- Risk-off mood pushes investors to safe-havens on Monday.
- US Dollar Index struggles to turn positive on the day.
After staying in a tight range below the 0.9850 mark for the majority of the day, the USD/CHF pair came under a renewed pressure in the last couple of hours and touched a fresh daily low of 0.9806. As of writing, the pair was down 0.28% on the day at 0.9812.
Disappointing trade data from China and industrial production data from the euro area caused investors to flee to safer assets such as the CHF today. Reflecting the risk-off mood, major European indices suffered heavy losses and Wall Street opened the day deep in the negative territory to boost the demand for safe-havens. Although the bearish momentum on US stocks seems to have eased following the opening bell, both the Dow Jones Industrial Average and the S&P 500 are still down around 0.5% on the day.

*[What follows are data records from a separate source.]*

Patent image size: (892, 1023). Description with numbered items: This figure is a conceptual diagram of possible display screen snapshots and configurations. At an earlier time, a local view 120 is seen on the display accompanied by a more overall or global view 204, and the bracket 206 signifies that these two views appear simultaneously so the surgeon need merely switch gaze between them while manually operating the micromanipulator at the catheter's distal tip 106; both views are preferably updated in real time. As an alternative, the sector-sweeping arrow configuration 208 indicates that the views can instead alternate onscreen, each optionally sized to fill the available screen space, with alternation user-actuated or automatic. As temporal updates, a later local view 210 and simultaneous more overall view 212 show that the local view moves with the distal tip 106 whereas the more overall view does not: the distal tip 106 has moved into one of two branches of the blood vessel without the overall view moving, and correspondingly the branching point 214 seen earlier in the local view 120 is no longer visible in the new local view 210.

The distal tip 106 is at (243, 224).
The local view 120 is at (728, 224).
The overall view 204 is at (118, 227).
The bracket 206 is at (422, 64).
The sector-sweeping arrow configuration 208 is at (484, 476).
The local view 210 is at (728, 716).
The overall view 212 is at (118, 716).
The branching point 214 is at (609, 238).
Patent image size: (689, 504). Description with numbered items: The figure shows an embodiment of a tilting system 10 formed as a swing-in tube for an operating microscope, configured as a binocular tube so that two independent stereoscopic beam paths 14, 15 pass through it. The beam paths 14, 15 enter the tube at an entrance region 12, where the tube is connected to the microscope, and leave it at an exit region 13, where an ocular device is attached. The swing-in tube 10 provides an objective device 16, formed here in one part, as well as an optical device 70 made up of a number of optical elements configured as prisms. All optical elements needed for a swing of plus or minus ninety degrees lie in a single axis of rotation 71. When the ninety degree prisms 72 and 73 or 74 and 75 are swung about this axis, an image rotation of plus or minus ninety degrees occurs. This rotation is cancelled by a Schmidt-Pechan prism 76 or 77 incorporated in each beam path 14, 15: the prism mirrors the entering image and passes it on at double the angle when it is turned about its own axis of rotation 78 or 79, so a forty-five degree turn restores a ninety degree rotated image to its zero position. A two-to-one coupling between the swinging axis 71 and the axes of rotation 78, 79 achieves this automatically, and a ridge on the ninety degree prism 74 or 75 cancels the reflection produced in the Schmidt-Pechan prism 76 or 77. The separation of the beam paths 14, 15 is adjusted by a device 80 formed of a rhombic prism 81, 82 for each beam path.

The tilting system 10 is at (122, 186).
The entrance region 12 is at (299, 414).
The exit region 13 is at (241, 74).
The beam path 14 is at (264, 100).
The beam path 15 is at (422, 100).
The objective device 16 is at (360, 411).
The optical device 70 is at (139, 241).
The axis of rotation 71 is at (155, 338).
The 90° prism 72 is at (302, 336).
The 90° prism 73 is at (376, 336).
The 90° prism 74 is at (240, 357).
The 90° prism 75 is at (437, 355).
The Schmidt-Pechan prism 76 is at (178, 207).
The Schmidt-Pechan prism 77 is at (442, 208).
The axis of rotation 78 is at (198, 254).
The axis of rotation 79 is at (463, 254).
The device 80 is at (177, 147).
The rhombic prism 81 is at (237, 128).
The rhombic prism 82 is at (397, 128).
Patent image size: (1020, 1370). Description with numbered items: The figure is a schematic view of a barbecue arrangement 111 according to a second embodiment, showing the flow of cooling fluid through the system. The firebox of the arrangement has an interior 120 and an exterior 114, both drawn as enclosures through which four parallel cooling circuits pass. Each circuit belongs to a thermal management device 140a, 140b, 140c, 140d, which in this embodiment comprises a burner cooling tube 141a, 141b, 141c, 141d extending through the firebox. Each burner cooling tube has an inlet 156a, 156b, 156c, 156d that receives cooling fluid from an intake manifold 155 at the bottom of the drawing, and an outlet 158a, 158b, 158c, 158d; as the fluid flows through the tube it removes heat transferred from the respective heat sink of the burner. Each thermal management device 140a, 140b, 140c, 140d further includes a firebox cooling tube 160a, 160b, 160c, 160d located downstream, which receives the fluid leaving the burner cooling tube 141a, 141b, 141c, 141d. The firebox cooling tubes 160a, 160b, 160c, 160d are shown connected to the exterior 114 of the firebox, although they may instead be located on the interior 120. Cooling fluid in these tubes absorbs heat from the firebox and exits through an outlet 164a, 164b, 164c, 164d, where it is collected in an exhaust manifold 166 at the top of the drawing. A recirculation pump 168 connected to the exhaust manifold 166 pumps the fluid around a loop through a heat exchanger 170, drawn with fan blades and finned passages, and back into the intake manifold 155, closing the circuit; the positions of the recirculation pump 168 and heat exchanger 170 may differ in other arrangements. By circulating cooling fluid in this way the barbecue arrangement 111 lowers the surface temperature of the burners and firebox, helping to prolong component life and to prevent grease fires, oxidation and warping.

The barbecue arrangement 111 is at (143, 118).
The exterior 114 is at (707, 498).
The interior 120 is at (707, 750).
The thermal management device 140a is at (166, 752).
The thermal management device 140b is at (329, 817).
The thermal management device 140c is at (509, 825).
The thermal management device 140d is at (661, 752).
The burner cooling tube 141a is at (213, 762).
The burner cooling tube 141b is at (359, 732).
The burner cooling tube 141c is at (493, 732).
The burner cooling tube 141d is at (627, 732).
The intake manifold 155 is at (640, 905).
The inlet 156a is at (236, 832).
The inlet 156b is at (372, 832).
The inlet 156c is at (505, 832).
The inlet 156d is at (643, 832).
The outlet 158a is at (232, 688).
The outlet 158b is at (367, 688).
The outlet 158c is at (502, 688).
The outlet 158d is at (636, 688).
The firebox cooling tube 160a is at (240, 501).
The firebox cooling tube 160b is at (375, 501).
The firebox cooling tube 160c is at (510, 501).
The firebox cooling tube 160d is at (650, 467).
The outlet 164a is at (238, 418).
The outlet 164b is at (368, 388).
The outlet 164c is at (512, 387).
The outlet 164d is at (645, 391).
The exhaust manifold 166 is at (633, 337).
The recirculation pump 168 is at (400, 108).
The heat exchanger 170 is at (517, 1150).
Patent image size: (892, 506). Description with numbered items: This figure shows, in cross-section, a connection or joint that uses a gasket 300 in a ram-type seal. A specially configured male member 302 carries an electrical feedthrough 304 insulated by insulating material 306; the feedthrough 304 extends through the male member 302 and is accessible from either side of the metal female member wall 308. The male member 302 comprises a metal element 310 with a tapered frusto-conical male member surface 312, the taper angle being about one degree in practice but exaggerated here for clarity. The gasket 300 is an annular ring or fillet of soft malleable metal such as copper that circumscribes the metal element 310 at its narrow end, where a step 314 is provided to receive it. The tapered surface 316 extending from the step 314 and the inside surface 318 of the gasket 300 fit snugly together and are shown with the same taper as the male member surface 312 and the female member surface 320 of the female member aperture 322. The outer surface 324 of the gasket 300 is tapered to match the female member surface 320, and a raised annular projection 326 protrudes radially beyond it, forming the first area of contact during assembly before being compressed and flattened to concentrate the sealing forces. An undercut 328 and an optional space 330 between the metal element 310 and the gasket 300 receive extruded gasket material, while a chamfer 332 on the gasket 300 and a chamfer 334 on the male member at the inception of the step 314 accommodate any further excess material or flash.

Meanwhile, the US Dollar Index, which tracks the USD’s value against a basket of six major currencies, continues to move up and down in a narrow range on Monday, suggesting that the USD is also trying to benefit from the souring market sentiment and limiting the pair’s losses for now.
Technical levels to consider
The initial support for the pair aligns at 0.9800 (daily low/psychological level) ahead of 0.9735 (Jan. 9 low) and 0.9715 (Jan. 10 low). On the upside, resistances are located 0.9845 (daily high/20-DMA), 0.9870 (Jan. 6 high) and 0.9900 (psychological level/50-DMA).